By contrast, P1 and P2 axis-selective photo-cross-linking does not have much influence on regulating thermally generated self-organization because only small thermal mobility differences are present between the photo-cross-linked and non-photoreacted mesogenic side groups. Therefore, P1 and P2 require a higher DP to reveal a difference in the mobility between the photo-cross-linked and non-photoreacted mesogenic side groups. This requirement results in a decrease in the axis selectivity and the LC ordering during the photoreaction, producing inferior self-organization.

It should be noted that thermally enhanced molecular reorientation parallel to E occurs simultaneously with precipitation (Figures 3b and 4). This finding confirms that the anisotropic change in the stiffness of the material influences the thermally enhanced molecular reorientation, which is related to the insolubility of the film. For P4P6, a large change in the solubility with only a small amount of photoreaction could produce molecular reorientation.

Thermally enhanced reorientation perpendicular to E is observed for P3 and P4 when the DP is approximately 5%. However, the S value is small (S<0.2).
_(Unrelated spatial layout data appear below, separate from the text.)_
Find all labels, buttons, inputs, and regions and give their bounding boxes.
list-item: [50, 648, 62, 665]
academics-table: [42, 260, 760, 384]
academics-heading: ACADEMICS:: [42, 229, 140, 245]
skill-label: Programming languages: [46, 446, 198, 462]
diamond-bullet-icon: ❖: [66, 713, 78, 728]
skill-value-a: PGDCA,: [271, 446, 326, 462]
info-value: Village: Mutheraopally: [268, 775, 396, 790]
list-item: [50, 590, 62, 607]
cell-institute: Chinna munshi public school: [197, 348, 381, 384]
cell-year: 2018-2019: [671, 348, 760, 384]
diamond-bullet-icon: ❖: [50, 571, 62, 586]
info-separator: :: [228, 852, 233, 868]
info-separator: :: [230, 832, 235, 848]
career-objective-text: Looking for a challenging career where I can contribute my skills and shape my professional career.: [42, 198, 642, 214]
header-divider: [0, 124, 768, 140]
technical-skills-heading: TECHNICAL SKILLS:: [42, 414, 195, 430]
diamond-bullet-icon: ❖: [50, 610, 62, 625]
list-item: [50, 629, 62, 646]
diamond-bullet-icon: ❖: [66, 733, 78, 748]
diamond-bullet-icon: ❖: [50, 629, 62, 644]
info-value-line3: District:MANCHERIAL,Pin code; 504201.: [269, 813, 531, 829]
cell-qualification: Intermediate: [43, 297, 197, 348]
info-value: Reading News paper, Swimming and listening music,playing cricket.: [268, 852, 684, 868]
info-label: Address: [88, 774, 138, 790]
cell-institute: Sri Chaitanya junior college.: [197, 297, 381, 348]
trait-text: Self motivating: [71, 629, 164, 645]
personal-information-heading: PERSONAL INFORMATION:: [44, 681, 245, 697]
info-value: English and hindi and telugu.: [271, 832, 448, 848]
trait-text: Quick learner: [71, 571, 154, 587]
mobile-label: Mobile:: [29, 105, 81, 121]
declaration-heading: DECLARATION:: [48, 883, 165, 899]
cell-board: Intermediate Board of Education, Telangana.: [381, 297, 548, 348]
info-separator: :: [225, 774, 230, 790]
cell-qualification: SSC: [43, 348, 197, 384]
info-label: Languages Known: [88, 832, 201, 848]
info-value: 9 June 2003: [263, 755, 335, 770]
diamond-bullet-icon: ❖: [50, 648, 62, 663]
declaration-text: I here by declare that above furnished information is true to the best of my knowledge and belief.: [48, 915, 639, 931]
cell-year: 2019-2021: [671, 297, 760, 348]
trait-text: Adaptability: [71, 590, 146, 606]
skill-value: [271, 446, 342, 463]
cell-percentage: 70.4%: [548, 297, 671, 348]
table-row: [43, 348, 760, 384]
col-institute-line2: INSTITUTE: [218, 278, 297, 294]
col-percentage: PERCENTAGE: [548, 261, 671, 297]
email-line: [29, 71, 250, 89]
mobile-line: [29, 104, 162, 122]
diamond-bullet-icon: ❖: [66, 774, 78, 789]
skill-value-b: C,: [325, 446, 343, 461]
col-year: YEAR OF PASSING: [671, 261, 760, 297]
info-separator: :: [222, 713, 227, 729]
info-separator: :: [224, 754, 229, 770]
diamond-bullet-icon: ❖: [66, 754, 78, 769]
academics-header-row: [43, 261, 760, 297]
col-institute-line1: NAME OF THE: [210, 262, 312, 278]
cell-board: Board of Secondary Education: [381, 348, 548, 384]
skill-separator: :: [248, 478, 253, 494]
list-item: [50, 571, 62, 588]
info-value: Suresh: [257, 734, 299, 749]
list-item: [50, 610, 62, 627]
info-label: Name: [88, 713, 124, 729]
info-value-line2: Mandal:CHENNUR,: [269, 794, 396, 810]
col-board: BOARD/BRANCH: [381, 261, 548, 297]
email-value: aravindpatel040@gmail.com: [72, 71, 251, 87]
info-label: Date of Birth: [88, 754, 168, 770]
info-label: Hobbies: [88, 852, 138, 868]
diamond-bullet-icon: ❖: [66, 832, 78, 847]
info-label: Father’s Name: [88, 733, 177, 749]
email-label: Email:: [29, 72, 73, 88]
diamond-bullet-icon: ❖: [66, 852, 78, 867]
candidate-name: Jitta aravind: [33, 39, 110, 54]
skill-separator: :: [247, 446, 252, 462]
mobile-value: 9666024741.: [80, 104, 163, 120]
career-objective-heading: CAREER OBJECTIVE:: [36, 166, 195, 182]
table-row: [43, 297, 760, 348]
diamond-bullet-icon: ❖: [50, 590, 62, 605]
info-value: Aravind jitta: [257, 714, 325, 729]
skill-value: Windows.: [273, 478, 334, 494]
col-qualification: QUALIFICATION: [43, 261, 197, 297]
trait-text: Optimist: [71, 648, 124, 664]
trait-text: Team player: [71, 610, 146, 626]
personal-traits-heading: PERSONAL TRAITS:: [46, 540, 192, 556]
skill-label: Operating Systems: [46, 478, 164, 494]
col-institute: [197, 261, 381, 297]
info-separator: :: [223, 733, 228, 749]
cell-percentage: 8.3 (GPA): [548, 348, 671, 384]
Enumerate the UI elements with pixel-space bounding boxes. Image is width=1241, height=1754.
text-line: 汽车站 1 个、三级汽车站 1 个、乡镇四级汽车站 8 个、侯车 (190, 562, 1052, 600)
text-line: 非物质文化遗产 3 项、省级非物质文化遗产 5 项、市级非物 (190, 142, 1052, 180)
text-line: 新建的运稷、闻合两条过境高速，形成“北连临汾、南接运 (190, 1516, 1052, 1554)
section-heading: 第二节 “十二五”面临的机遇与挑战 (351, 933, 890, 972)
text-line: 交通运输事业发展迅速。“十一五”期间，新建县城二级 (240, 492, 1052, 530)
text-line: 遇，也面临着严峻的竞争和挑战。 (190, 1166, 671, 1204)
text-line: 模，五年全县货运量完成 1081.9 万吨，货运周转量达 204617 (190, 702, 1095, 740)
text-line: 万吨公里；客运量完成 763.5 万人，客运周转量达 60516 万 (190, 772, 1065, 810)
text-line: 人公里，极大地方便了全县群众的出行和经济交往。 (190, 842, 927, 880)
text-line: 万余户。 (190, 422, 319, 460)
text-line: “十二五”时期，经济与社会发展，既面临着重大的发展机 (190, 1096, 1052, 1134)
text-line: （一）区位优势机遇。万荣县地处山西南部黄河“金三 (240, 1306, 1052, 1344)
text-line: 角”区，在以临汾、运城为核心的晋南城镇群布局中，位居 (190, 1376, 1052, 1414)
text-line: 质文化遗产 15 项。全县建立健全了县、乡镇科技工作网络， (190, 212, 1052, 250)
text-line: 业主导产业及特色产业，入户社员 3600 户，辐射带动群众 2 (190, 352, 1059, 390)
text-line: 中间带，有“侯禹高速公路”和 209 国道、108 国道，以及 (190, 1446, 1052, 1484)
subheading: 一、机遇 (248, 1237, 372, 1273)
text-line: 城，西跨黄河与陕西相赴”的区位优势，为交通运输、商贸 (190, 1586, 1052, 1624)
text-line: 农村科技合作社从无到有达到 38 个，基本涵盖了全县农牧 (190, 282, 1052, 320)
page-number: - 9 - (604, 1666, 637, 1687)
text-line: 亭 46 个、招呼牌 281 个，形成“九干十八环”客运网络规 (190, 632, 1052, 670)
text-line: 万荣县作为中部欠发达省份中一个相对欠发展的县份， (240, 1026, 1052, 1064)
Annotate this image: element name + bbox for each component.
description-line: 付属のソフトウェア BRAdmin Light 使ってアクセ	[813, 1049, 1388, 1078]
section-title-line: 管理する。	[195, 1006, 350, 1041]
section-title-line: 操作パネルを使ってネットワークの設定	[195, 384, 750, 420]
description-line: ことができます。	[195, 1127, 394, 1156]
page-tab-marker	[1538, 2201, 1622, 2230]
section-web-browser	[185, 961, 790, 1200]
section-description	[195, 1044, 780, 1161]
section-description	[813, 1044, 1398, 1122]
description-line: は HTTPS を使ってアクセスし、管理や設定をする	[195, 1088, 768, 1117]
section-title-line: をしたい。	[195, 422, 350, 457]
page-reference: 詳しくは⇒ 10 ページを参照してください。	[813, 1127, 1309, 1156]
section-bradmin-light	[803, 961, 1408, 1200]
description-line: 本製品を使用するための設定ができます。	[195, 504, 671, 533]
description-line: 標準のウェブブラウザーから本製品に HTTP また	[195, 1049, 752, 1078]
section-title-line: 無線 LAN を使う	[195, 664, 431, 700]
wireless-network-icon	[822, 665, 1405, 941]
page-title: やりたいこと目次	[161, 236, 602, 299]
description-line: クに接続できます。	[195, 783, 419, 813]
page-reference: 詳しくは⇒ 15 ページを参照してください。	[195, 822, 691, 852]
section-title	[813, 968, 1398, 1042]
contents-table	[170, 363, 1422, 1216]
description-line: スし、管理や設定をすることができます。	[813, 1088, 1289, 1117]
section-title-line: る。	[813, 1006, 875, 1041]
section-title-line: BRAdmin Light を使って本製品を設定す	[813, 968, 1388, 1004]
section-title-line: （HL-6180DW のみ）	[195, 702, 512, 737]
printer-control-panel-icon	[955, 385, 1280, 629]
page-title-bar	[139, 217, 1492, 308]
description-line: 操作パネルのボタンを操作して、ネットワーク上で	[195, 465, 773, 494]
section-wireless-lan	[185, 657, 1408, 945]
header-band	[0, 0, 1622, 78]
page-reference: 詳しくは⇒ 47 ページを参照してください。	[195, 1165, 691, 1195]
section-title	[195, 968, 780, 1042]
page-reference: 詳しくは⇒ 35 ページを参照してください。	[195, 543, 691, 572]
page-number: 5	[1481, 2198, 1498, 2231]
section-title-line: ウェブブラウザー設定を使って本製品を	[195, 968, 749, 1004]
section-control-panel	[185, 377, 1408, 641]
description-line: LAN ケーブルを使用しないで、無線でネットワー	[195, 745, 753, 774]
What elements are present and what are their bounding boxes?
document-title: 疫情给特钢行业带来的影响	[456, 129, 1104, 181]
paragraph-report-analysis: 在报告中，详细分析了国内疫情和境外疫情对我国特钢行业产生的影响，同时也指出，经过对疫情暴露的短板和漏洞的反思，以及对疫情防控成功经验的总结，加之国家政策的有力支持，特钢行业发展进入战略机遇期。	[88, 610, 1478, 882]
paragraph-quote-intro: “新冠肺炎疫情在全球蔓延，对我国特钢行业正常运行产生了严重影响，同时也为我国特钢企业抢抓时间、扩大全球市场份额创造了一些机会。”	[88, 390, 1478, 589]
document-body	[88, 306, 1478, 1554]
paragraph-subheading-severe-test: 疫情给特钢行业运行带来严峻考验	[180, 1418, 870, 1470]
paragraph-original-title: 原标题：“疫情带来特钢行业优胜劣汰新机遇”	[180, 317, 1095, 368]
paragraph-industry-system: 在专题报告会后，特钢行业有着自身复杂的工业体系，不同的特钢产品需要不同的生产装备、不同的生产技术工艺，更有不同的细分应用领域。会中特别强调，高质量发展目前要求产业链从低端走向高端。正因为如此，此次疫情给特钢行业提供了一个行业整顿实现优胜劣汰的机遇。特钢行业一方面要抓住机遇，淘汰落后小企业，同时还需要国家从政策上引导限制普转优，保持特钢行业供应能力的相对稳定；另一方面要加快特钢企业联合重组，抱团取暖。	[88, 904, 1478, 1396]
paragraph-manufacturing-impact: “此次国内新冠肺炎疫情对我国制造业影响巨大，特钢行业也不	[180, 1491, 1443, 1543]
In this case, small amounts of photoproducts parallel to E act as impurities that thermally induce reorientation perpendicular to E.5, 6 However, for P1 and P2, thermal enhancement does not occur, and the annealing process induces a multi-domain structure at the initial stage of the photoreaction. Furthermore, for P5 and P6, reorientation perpendicular to E is not observed because the reorientation parallel to E competes with the anchoring effect due to the high stiffness of the material. The initial molecular weight regulates the anisotropic stiffness of the film and controls the thermal enhancement of the molecular reorganization.

In summary, we investigated the influence of molecular weight on thermally enhanced photoinduced molecular reorientation of PMCB6M films. Photoreacted mesogenic side groups parallel to E act as photo-cross-linked anchors to immobilize and thermally reorient the non-photoreacted mesogenic groups. This anchoring ability greatly depends on the molecular weight of the PMCB6M, which is related to the degree of photoreaction required for the films to become insoluble. When a film becomes insoluble, thermally generated self-organization parallel to E occurs. Additionally, molecular reorientation perpendicular to E occurs during the initial stage of the photoreaction when the molecular weight is 1.0–1.8 × 104. Adjusting the molecular weight of the material and the degree of photoreaction is important for effective thermally enhanced photoinduced molecular reorientation in this axis-selective photo-cross-linking system.